Jeannine Richard et son conjoint Éric Landry ont été très touchés par le documentaire portant sur la carrière de René Lévesque.

New Carlisle rend hommage à René Lévesque

NEW CARLISLE — L’ex-députée des Îles-de-la-Madeleine à l’Assemblée nationale, Jeannine Richard, s’essuie les yeux. Elle vient de visionner avec son conjoint un documentaire sans narration de 15 minutes sur René Lévesque, ex-premier ministre du Québec décédé presque 25 ans avant qu’elle n’exerce un mandat de 18 mois.

Ce documentaire et 48 stations extérieures font notamment partie de l’Espace René-Lévesque, tout nouveau lieu d’évocation portant sur la carrière d’un homme d’exception, ayant notamment été correspondant de guerre, journaliste, animateur d’une émission d’affaires publiques, ministre libéral sous Jean Lesage et premier ministre du premier gouvernement du Parti québécois.

Le lieu est ouvert au public depuis vendredi, à New Carlisle, village gaspésien où René Lévesque a grandi. 

«Ouf, je ne peux pas regarder ça sans que ça ramène des émotions», note Mme Richard, en route vers Gaspé et qui est arrêtée avec son conjoint à l’improviste, voyant que ça bougeait à l’Espace René-Lévesque. Ils en ont même été les premiers clients. «Nous allons garder nos billets», dit-elle.

Le chargé de projet Daniel Galarneau, qui a piloté les étapes de planification et de construction de l’Espace René-Lévesque, croit que bien des gens, jeunes et moins jeunes, sentiront les mêmes émotions en visitant le lieu aménagé du côté de la mer. L’objectif d’achalandage semble modeste, à 5000 visiteurs d’ici la mi-octobre.

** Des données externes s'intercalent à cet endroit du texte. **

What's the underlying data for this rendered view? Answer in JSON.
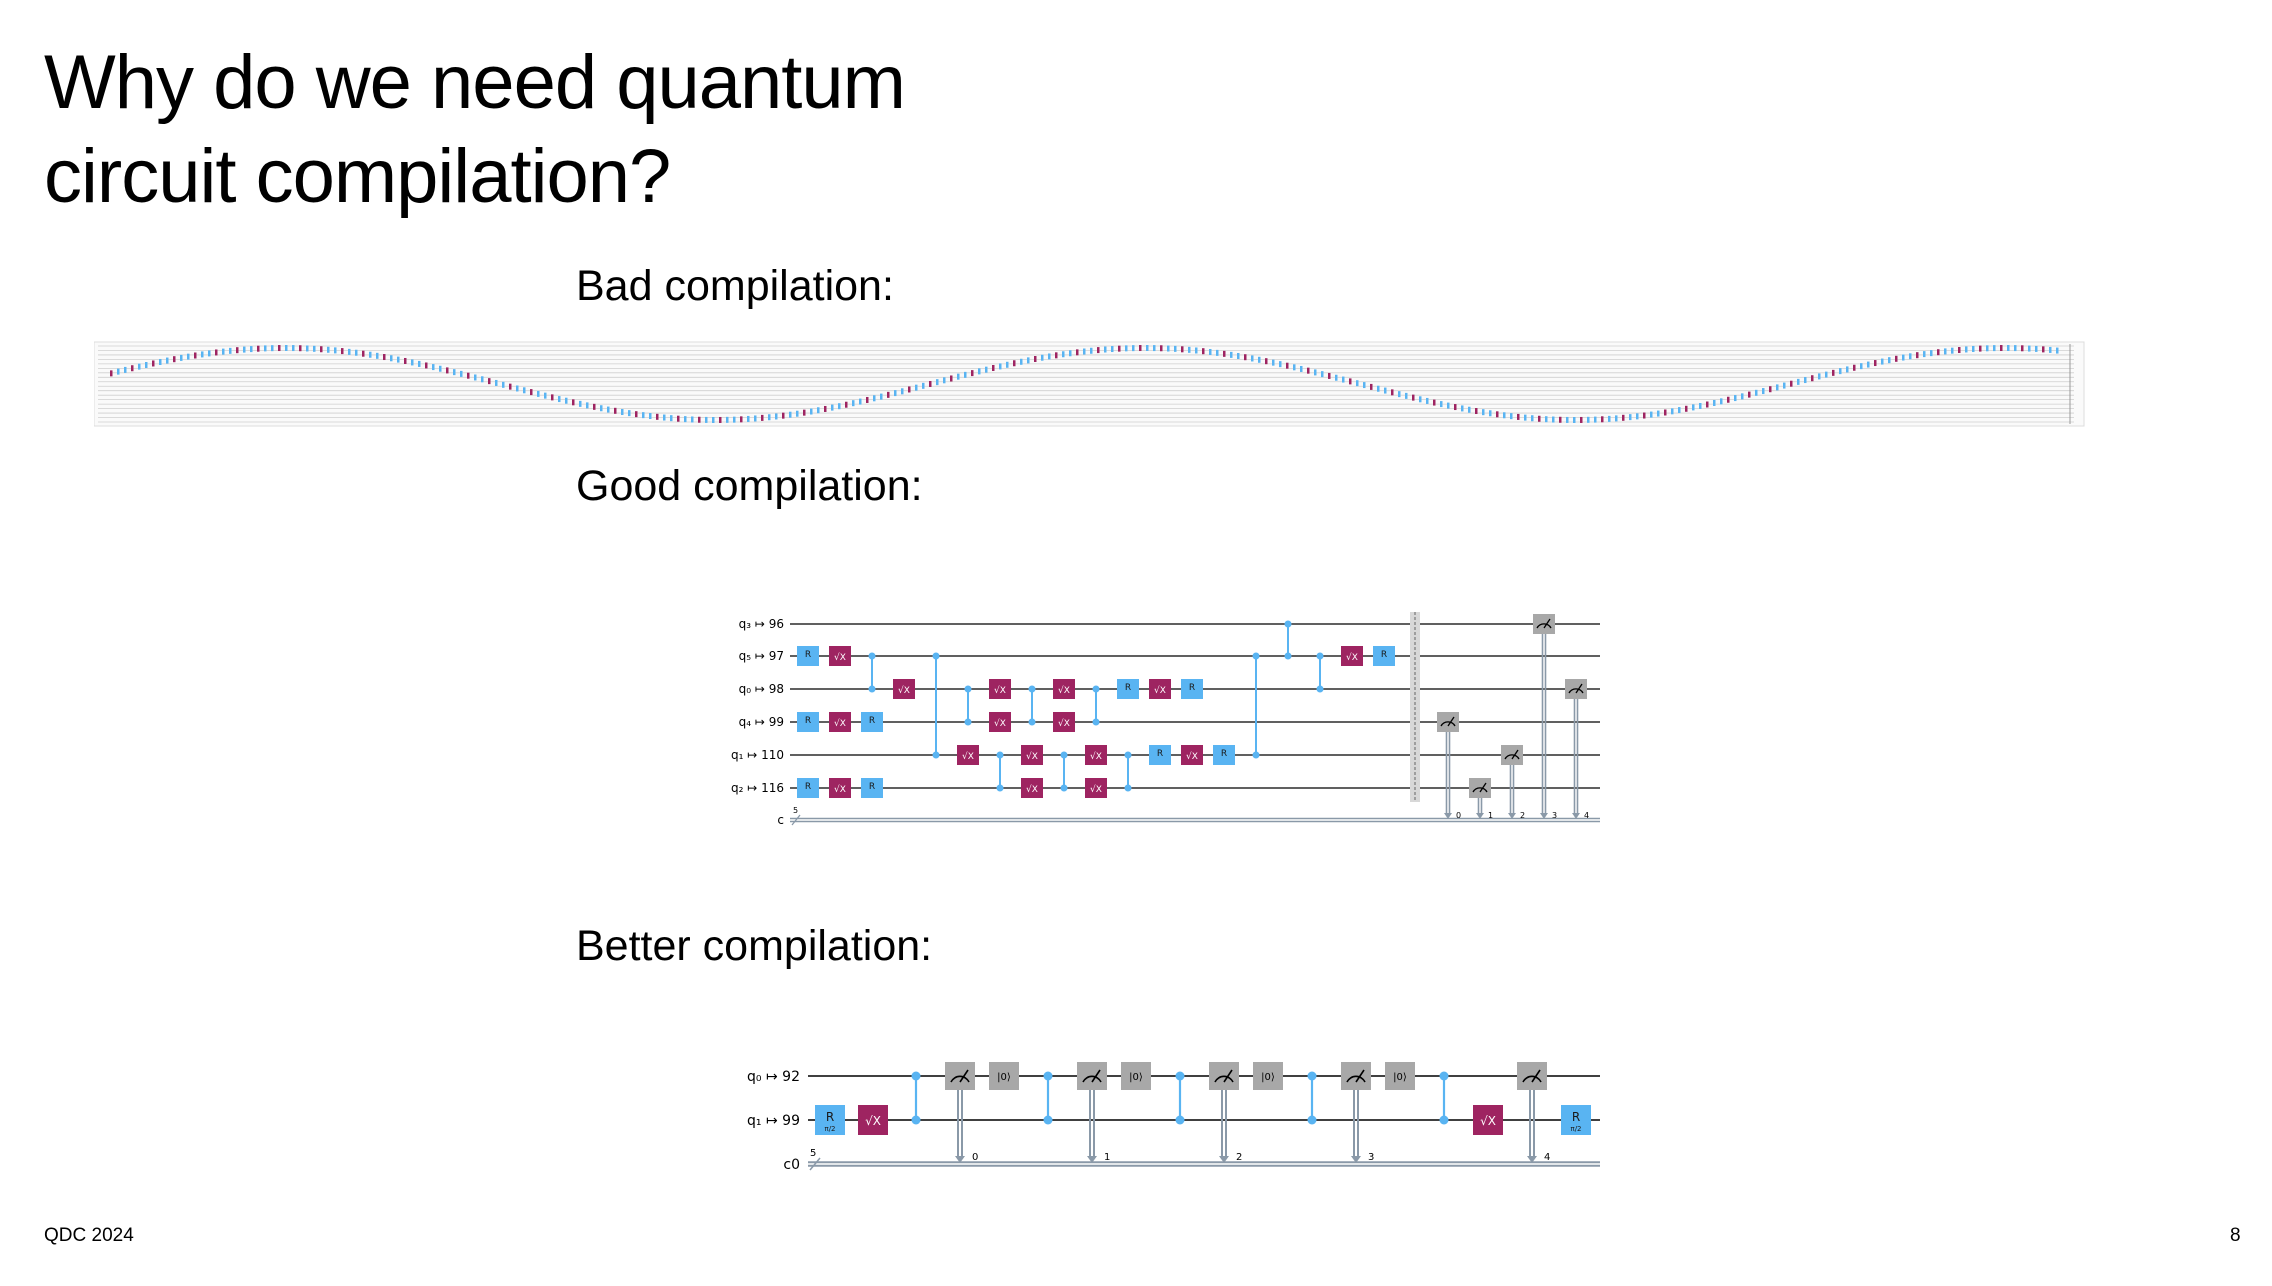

«On aime mieux démarrer avec un objectif réalisable. Nos voisins, le Site du banc de Paspébiac et le Musée acadien à Bonaventure, attirent chacun 8000 personnes. Nous sommes entre les deux. Il y a aussi une limite au nombre d’audioguides, 48, à notre disposition. Avec la tablette et le film, il y en a pour quatre heures, si quelqu’un fait le tour lentement», dit-il.

L’accent du contenu est placé sur les réalisations de M. Lévesque, décédé en 1987. Les bons coups, comme la réforme du financement électoral et la création du ministère de l’Environnement, y sont présentés, comme les périodes ardues, tel le départ de plusieurs ministres et députés en 1984.  

Un projet qui mijote depuis 2013

Le projet d’Espace René-Lévesque mijotait depuis 2013 chez les dirigeants de la Fondation de la maison René-Lévesque. Le projet visait d’abord la maison dans laquelle M. Lévesque a été élevé, rue Mount Sorel. Toutefois, la maison, dont l’état de décrépitude avance, n’a pu être acquise.

L’Espace René-Lévesque a nécessité un investissement de 2,26 millions $. L’État québécois y a contribué pour 1,2 M$, et Ottawa pour 750 000 $. «Des dons privés totalisent près de 1 M$. Un fonds de 600 000 $ est placé afin de financer une partie des opérations», précise le docteur Louis Bernard, président de la Fondation de la Maison de René-Lévesque.

Le gouvernement a signifié en 2017 son intention d’exproprier la maison de la rue Mount Sorel si le propriétaire ne l’entretient pas. «On s’engagera dans ce projet s’il y a des sous. Nous n’avons pas les moyens, là», dit M. Bernard.